Today I am going to add the Version 1 Short Sleeve to my dress. Normally, I am more of a sleeveless kinda gal, but when I picked out my seersucker I got really excited about the bias cut short sleeve cuff and I decided I’d mix and match. Follow along if you’re making short sleeves on your Hawthorn!
Note: If my short sleeve looks extra short, it is because I cut 1.5″ off.
Day 8 Checklist:
- Assemble the Sleeve
- Stitch Cuff to Sleeve
- Set the Sleeves
Assemble the Sleeve
1. On each short sleeve (L), sew three rows of ease stitches between small circles. To do this, set your machine to a long stitch length of 4 – 4.5mm. Stitch one row of ease stitches between circles with a 5/8” allowance. Sew a second row just inside of this row, with a 1/2” seam allowance. Sew a third row with a 3/4” seam allowance. Leave long thread tails.

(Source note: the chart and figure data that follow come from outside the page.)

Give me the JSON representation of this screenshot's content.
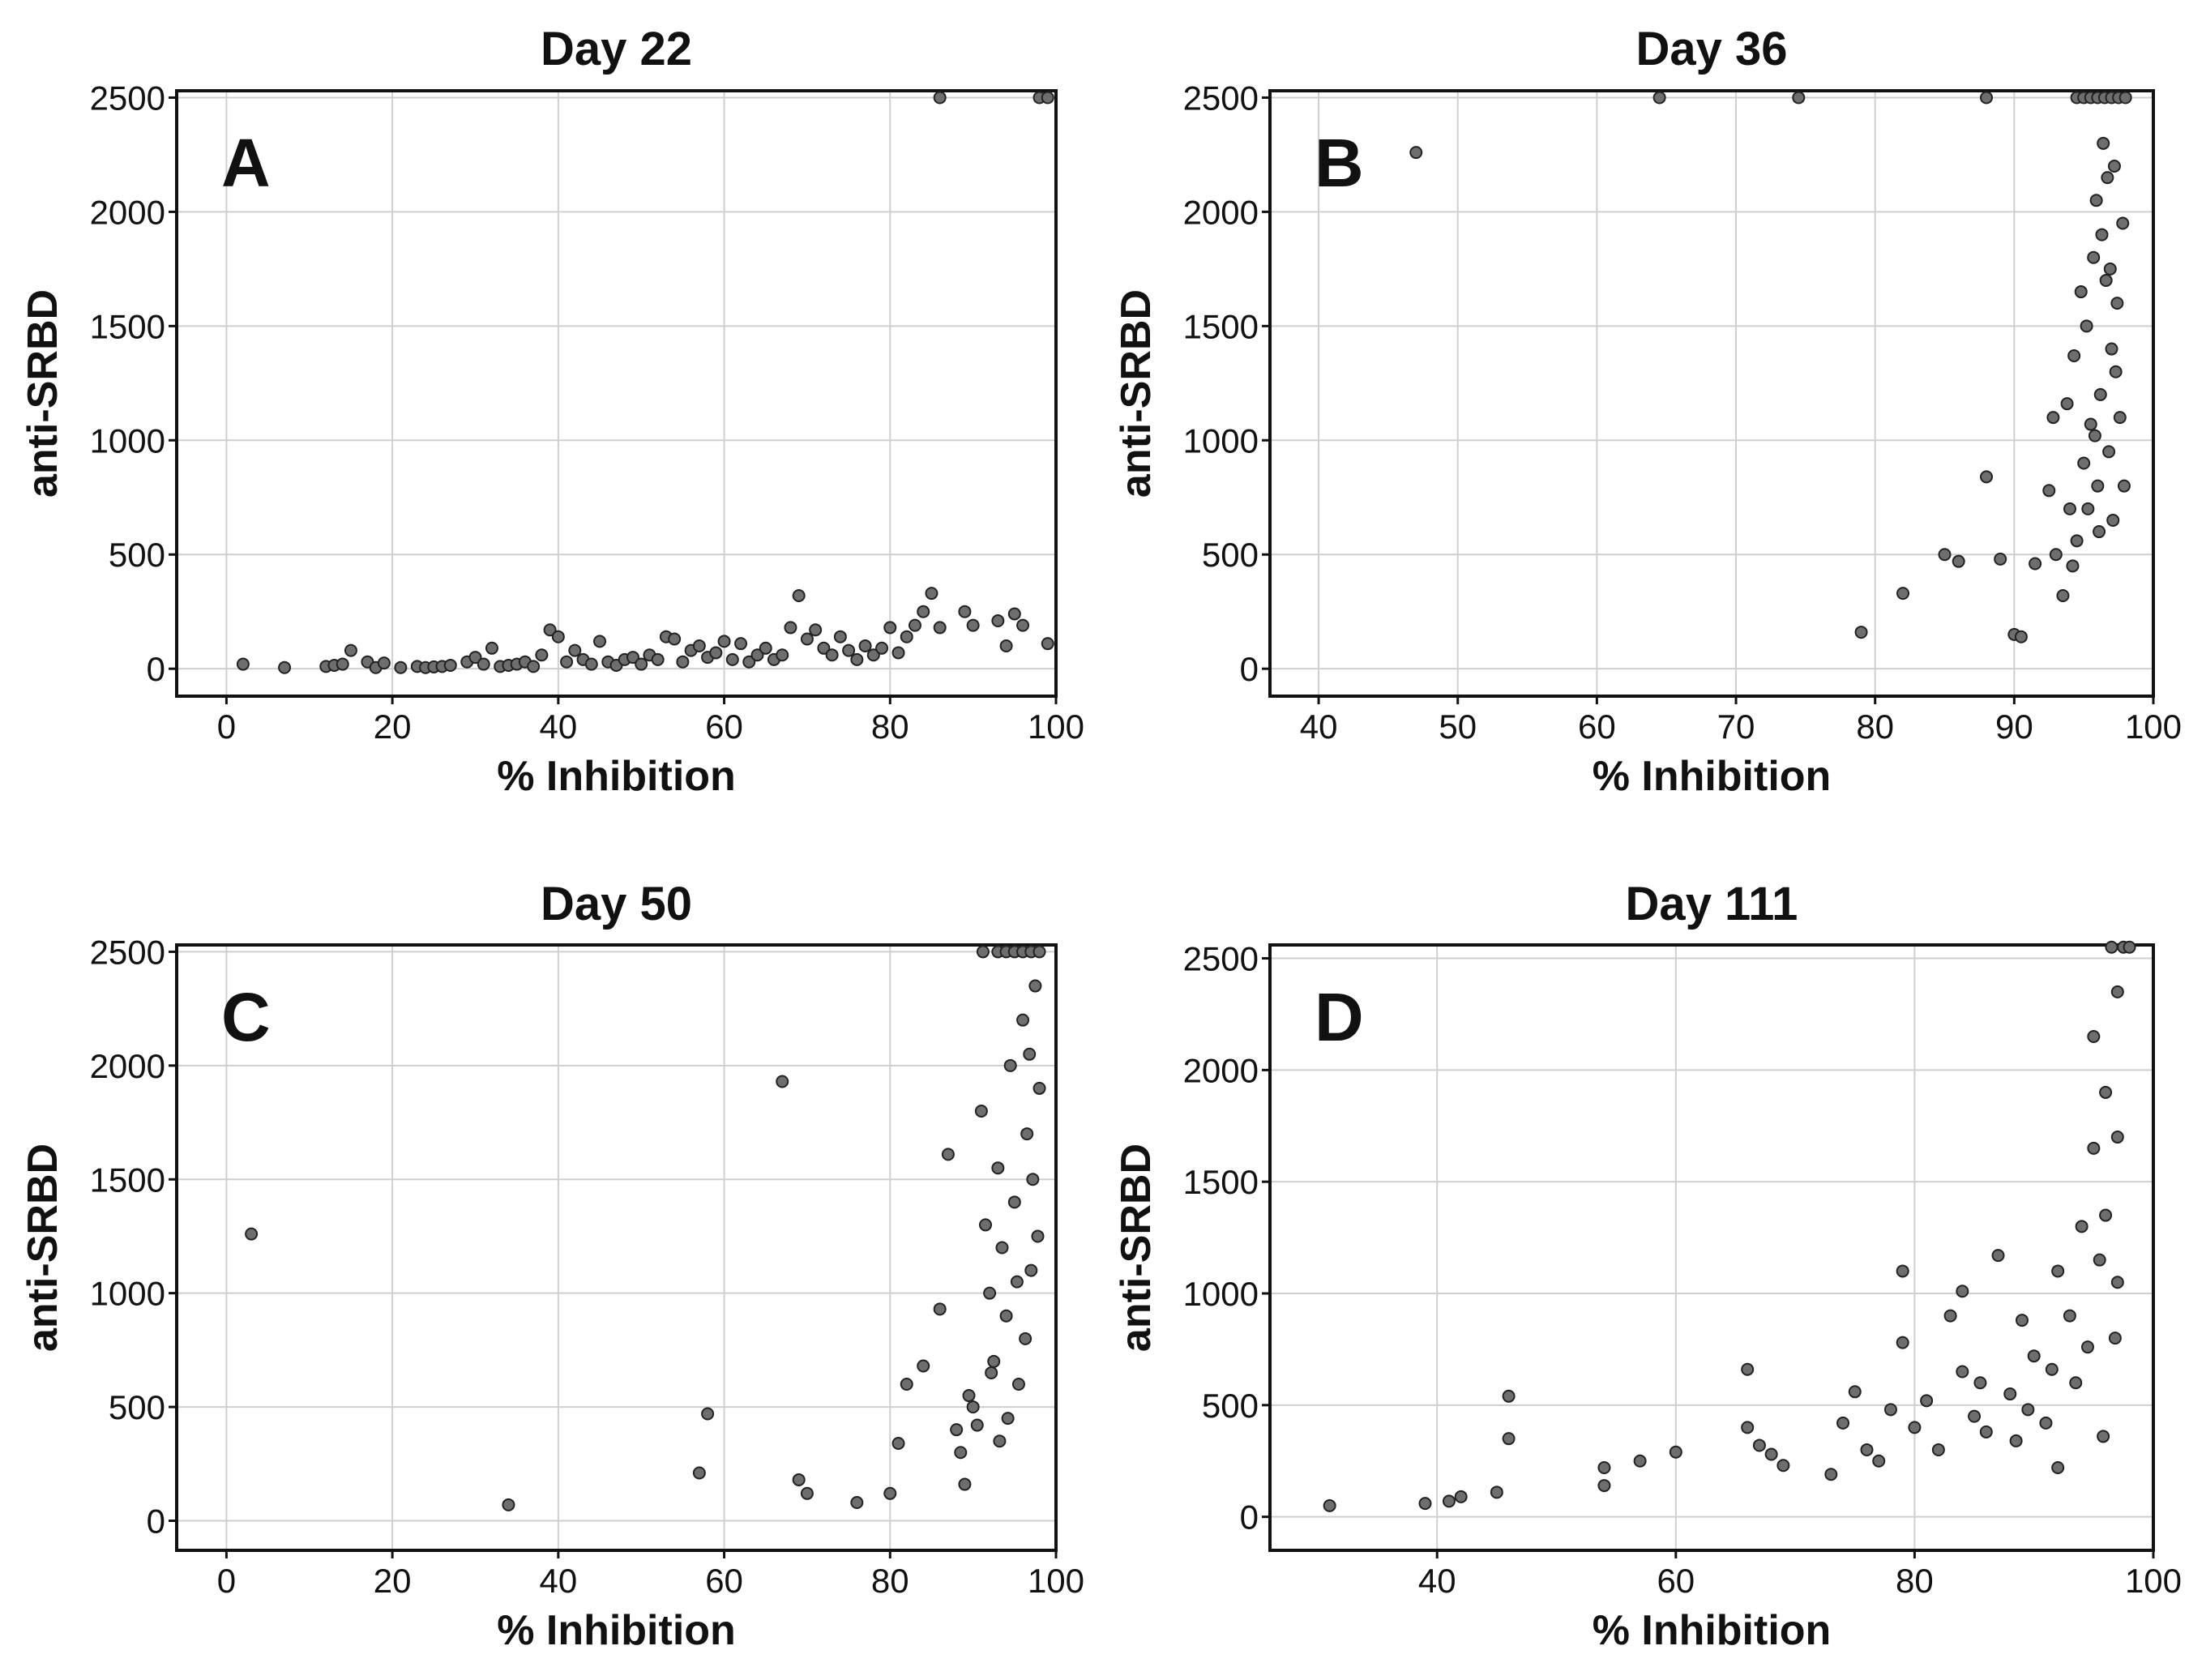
{
  "chart_data": [
    {
      "type": "scatter",
      "panel_label": "A",
      "title": "Day 22",
      "xlabel": "% Inhibition",
      "ylabel": "anti-SRBD",
      "xlim": [
        -6,
        100
      ],
      "ylim": [
        -120,
        2530
      ],
      "xticks": [
        0,
        20,
        40,
        60,
        80,
        100
      ],
      "yticks": [
        0,
        500,
        1000,
        1500,
        2000,
        2500
      ],
      "grid": true,
      "points": [
        [
          2,
          20
        ],
        [
          7,
          5
        ],
        [
          12,
          10
        ],
        [
          13,
          15
        ],
        [
          14,
          20
        ],
        [
          15,
          80
        ],
        [
          17,
          30
        ],
        [
          18,
          5
        ],
        [
          19,
          25
        ],
        [
          21,
          5
        ],
        [
          23,
          10
        ],
        [
          24,
          5
        ],
        [
          25,
          8
        ],
        [
          26,
          10
        ],
        [
          27,
          15
        ],
        [
          29,
          30
        ],
        [
          30,
          50
        ],
        [
          31,
          20
        ],
        [
          32,
          90
        ],
        [
          33,
          10
        ],
        [
          34,
          15
        ],
        [
          35,
          20
        ],
        [
          36,
          30
        ],
        [
          37,
          10
        ],
        [
          38,
          60
        ],
        [
          39,
          170
        ],
        [
          40,
          140
        ],
        [
          41,
          30
        ],
        [
          42,
          80
        ],
        [
          43,
          40
        ],
        [
          44,
          20
        ],
        [
          45,
          120
        ],
        [
          46,
          30
        ],
        [
          47,
          15
        ],
        [
          48,
          40
        ],
        [
          49,
          50
        ],
        [
          50,
          20
        ],
        [
          51,
          60
        ],
        [
          52,
          40
        ],
        [
          53,
          140
        ],
        [
          54,
          130
        ],
        [
          55,
          30
        ],
        [
          56,
          80
        ],
        [
          57,
          100
        ],
        [
          58,
          50
        ],
        [
          59,
          70
        ],
        [
          60,
          120
        ],
        [
          61,
          40
        ],
        [
          62,
          110
        ],
        [
          63,
          30
        ],
        [
          64,
          60
        ],
        [
          65,
          90
        ],
        [
          66,
          40
        ],
        [
          67,
          60
        ],
        [
          68,
          180
        ],
        [
          69,
          320
        ],
        [
          70,
          130
        ],
        [
          71,
          170
        ],
        [
          72,
          90
        ],
        [
          73,
          60
        ],
        [
          74,
          140
        ],
        [
          75,
          80
        ],
        [
          76,
          40
        ],
        [
          77,
          100
        ],
        [
          78,
          60
        ],
        [
          79,
          90
        ],
        [
          80,
          180
        ],
        [
          81,
          70
        ],
        [
          82,
          140
        ],
        [
          83,
          190
        ],
        [
          84,
          250
        ],
        [
          85,
          330
        ],
        [
          86,
          180
        ],
        [
          89,
          250
        ],
        [
          90,
          190
        ],
        [
          93,
          210
        ],
        [
          94,
          100
        ],
        [
          95,
          240
        ],
        [
          96,
          190
        ],
        [
          99,
          110
        ],
        [
          86,
          2500
        ],
        [
          98,
          2500
        ],
        [
          99,
          2500
        ]
      ]
    },
    {
      "type": "scatter",
      "panel_label": "B",
      "title": "Day 36",
      "xlabel": "% Inhibition",
      "ylabel": "anti-SRBD",
      "xlim": [
        36.5,
        100
      ],
      "ylim": [
        -120,
        2530
      ],
      "xticks": [
        40,
        50,
        60,
        70,
        80,
        90,
        100
      ],
      "yticks": [
        0,
        500,
        1000,
        1500,
        2000,
        2500
      ],
      "grid": true,
      "points": [
        [
          47,
          2260
        ],
        [
          64.5,
          2500
        ],
        [
          74.5,
          2500
        ],
        [
          88,
          2500
        ],
        [
          94.5,
          2500
        ],
        [
          95,
          2500
        ],
        [
          95.5,
          2500
        ],
        [
          96,
          2500
        ],
        [
          96.5,
          2500
        ],
        [
          97,
          2500
        ],
        [
          97.5,
          2500
        ],
        [
          98,
          2500
        ],
        [
          79,
          160
        ],
        [
          82,
          330
        ],
        [
          85,
          500
        ],
        [
          86,
          470
        ],
        [
          88,
          840
        ],
        [
          89,
          480
        ],
        [
          90,
          150
        ],
        [
          90.5,
          140
        ],
        [
          91.5,
          460
        ],
        [
          92.5,
          780
        ],
        [
          92.8,
          1100
        ],
        [
          93,
          500
        ],
        [
          93.5,
          320
        ],
        [
          93.8,
          1160
        ],
        [
          94,
          700
        ],
        [
          94.3,
          1370
        ],
        [
          94.5,
          560
        ],
        [
          94.8,
          1650
        ],
        [
          95,
          900
        ],
        [
          95.2,
          1500
        ],
        [
          95.5,
          1070
        ],
        [
          95.7,
          1800
        ],
        [
          95.9,
          2050
        ],
        [
          96,
          800
        ],
        [
          96.2,
          1200
        ],
        [
          96.4,
          2300
        ],
        [
          96.6,
          1700
        ],
        [
          96.8,
          950
        ],
        [
          97,
          1400
        ],
        [
          97.2,
          2200
        ],
        [
          97.4,
          1600
        ],
        [
          97.6,
          1100
        ],
        [
          97.8,
          1950
        ],
        [
          97.9,
          800
        ],
        [
          96.1,
          600
        ],
        [
          95.3,
          700
        ],
        [
          94.2,
          450
        ],
        [
          96.7,
          2150
        ],
        [
          97.3,
          1300
        ],
        [
          95.8,
          1020
        ],
        [
          96.3,
          1900
        ],
        [
          97.1,
          650
        ],
        [
          96.9,
          1750
        ]
      ]
    },
    {
      "type": "scatter",
      "panel_label": "C",
      "title": "Day 50",
      "xlabel": "% Inhibition",
      "ylabel": "anti-SRBD",
      "xlim": [
        -6,
        100
      ],
      "ylim": [
        -130,
        2530
      ],
      "xticks": [
        0,
        20,
        40,
        60,
        80,
        100
      ],
      "yticks": [
        0,
        500,
        1000,
        1500,
        2000,
        2500
      ],
      "grid": true,
      "points": [
        [
          3,
          1260
        ],
        [
          34,
          70
        ],
        [
          57,
          210
        ],
        [
          58,
          470
        ],
        [
          67,
          1930
        ],
        [
          69,
          180
        ],
        [
          70,
          120
        ],
        [
          76,
          80
        ],
        [
          80,
          120
        ],
        [
          81,
          340
        ],
        [
          82,
          600
        ],
        [
          84,
          680
        ],
        [
          86,
          930
        ],
        [
          87,
          1610
        ],
        [
          88,
          400
        ],
        [
          89,
          160
        ],
        [
          90,
          500
        ],
        [
          91,
          1800
        ],
        [
          91.5,
          1300
        ],
        [
          92,
          1000
        ],
        [
          92.5,
          700
        ],
        [
          93,
          1550
        ],
        [
          93.5,
          1200
        ],
        [
          94,
          900
        ],
        [
          94.5,
          2000
        ],
        [
          95,
          1400
        ],
        [
          95.5,
          600
        ],
        [
          96,
          2200
        ],
        [
          96.5,
          1700
        ],
        [
          97,
          1100
        ],
        [
          97.5,
          2350
        ],
        [
          98,
          1900
        ],
        [
          96.3,
          800
        ],
        [
          95.3,
          1050
        ],
        [
          94.2,
          450
        ],
        [
          93.2,
          350
        ],
        [
          92.2,
          650
        ],
        [
          91.2,
          2500
        ],
        [
          93,
          2500
        ],
        [
          94,
          2500
        ],
        [
          95,
          2500
        ],
        [
          96,
          2500
        ],
        [
          97,
          2500
        ],
        [
          98,
          2500
        ],
        [
          88.5,
          300
        ],
        [
          89.5,
          550
        ],
        [
          90.5,
          420
        ],
        [
          97.2,
          1500
        ],
        [
          96.8,
          2050
        ],
        [
          97.8,
          1250
        ]
      ]
    },
    {
      "type": "scatter",
      "panel_label": "D",
      "title": "Day 111",
      "xlabel": "% Inhibition",
      "ylabel": "anti-SRBD",
      "xlim": [
        26,
        100
      ],
      "ylim": [
        -150,
        2560
      ],
      "xticks": [
        40,
        60,
        80,
        100
      ],
      "yticks": [
        0,
        500,
        1000,
        1500,
        2000,
        2500
      ],
      "grid": true,
      "points": [
        [
          31,
          50
        ],
        [
          39,
          60
        ],
        [
          41,
          70
        ],
        [
          42,
          90
        ],
        [
          45,
          110
        ],
        [
          46,
          350
        ],
        [
          46,
          540
        ],
        [
          54,
          140
        ],
        [
          54,
          220
        ],
        [
          57,
          250
        ],
        [
          60,
          290
        ],
        [
          66,
          660
        ],
        [
          66,
          400
        ],
        [
          67,
          320
        ],
        [
          68,
          280
        ],
        [
          69,
          230
        ],
        [
          73,
          190
        ],
        [
          74,
          420
        ],
        [
          75,
          560
        ],
        [
          76,
          300
        ],
        [
          77,
          250
        ],
        [
          78,
          480
        ],
        [
          79,
          1100
        ],
        [
          79,
          780
        ],
        [
          80,
          400
        ],
        [
          81,
          520
        ],
        [
          82,
          300
        ],
        [
          83,
          900
        ],
        [
          84,
          650
        ],
        [
          84,
          1010
        ],
        [
          85,
          450
        ],
        [
          86,
          380
        ],
        [
          87,
          1170
        ],
        [
          88,
          550
        ],
        [
          89,
          880
        ],
        [
          90,
          720
        ],
        [
          91,
          420
        ],
        [
          92,
          1100
        ],
        [
          92,
          220
        ],
        [
          93,
          900
        ],
        [
          94,
          1300
        ],
        [
          95,
          1650
        ],
        [
          95,
          2150
        ],
        [
          96,
          1900
        ],
        [
          96,
          1350
        ],
        [
          97,
          2350
        ],
        [
          97,
          1700
        ],
        [
          97.5,
          2550
        ],
        [
          98,
          2550
        ],
        [
          96.5,
          2550
        ],
        [
          97,
          1050
        ],
        [
          94.5,
          760
        ],
        [
          93.5,
          600
        ],
        [
          95.5,
          1150
        ],
        [
          96.8,
          800
        ],
        [
          95.8,
          360
        ],
        [
          85.5,
          600
        ],
        [
          88.5,
          340
        ],
        [
          91.5,
          660
        ],
        [
          89.5,
          480
        ]
      ]
    }
  ]
}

2. On each short sleeve (L), with right sides together, stitch underarm seams.
3. Finish seams and press open.
Stitch Cuff to Sleeve
1. Fold the cuff in half with right sides together. Stitch the cuff together at the side seam.
2. Press the seam open.
3. On each short sleeve (L), stitch the short sleeve cuff (M) to the sleeve hem. To do this stitch along the bottom edge at 1/4” with the right side of the cuff facing the wrong side of the sleeve.
4. Turn to the right side of the sleeve, and press the seam allowance up towards the sleeve.
5. Press the bottom edge of the cuff under 1/4” towards the wrong side of the cuff and the right side of the sleeve.
6. Press the cuff up towards the right side of the sleeve. The seamline where the cuff and sleeve meet should be along the hem. Pin in place.
7. Edgestitch along the top fold of the cuff.
Set the Sleeves
1. Pull the bobbin threads of your ease stitches.
Definition of Easing: Easing means adjusting the length of an edge so that it can be sewn to a shorter edge. It’s similar to gathering, but you are pulling up less fabric. Whereas the little folds of gathers are easy to see, an eased seam should ideally have no tiny folds or puckers once pressed.
2. With right sides together, insert the short sleeve (L) into the armhole, matching notches and seams.
3. Pin into place, adjusting ease stitches to fit by pulling thread tails. Align the large circle at the sleeve cap with the shoulder seam. Make sure to insert pins from the sleeve side.
Tip: I like to pin through the side seam and work my pins around clockwise. You’ll then sew counterclockwise, removing the pins at you approach.
4. Hand or machine baste the sleeve into the armhole, stitching with the sleeve side on top. This will allow you to watch the easing and make sure no large folds or puckers form as you stitch.
5. Once basted, permanently stitch the sleeve into the armhole. Remove basting.
6. Finish the armhole seam, clipping the inner curves of the underarm seam allowance.
7. Turn the sleeve right side out and press the seam toward the sleeve.
8. Repeat for the second sleeve.
Comments
Never knew that was the definition of easing. Thanks!
Flat felled or French seams? Could I sew the sleeve to the armhole successfully using a flat felled seam (or French seam) without making any modifications to the sleeve pattern? If there is too much ease for this to work well, how much would you suggest shaving off (and where) to making these seam finishes work? Thanks!
You’ll just want to sew it flat, like Negroni. Then you may want to lower the sleeve cap so it is less rounded, or try removing some ease from the center for the sleeve. We have not tried this ourselves, so you will want to experiment with scrap fabric.
I have completed this step and it’s looking beautiful! Thanks, Rachel, for such great instructions! I guess it’s buttons next, and I am honestly scared of making a choice because they can so alter the look of the dress. Any thoughts on buttons/a good supplier?
Thanks again, this has been so fun and so instructive for me!!!
Ledys
I am the same way about buttons! In fact, I traveled an hour by bus yesterday to get to Fabric Depot for their button selection. Then I spent a good 20 minutes looking at them all! You can also find some great buttons at vintage stores or on Etsy.
Can’t wait to see what you picked! :-) I love the fresh look of your gorgeous seersucker dress and I am so looking forward to seeing it finished. This has been so much fun!
Ledys
Great photography and detailed descriptions as usual. Love the fabric too. About buttons, I get some great ones from http://www.organiccottonplus.com and they are eco friendly too!
What a neat company, thanks for sharing!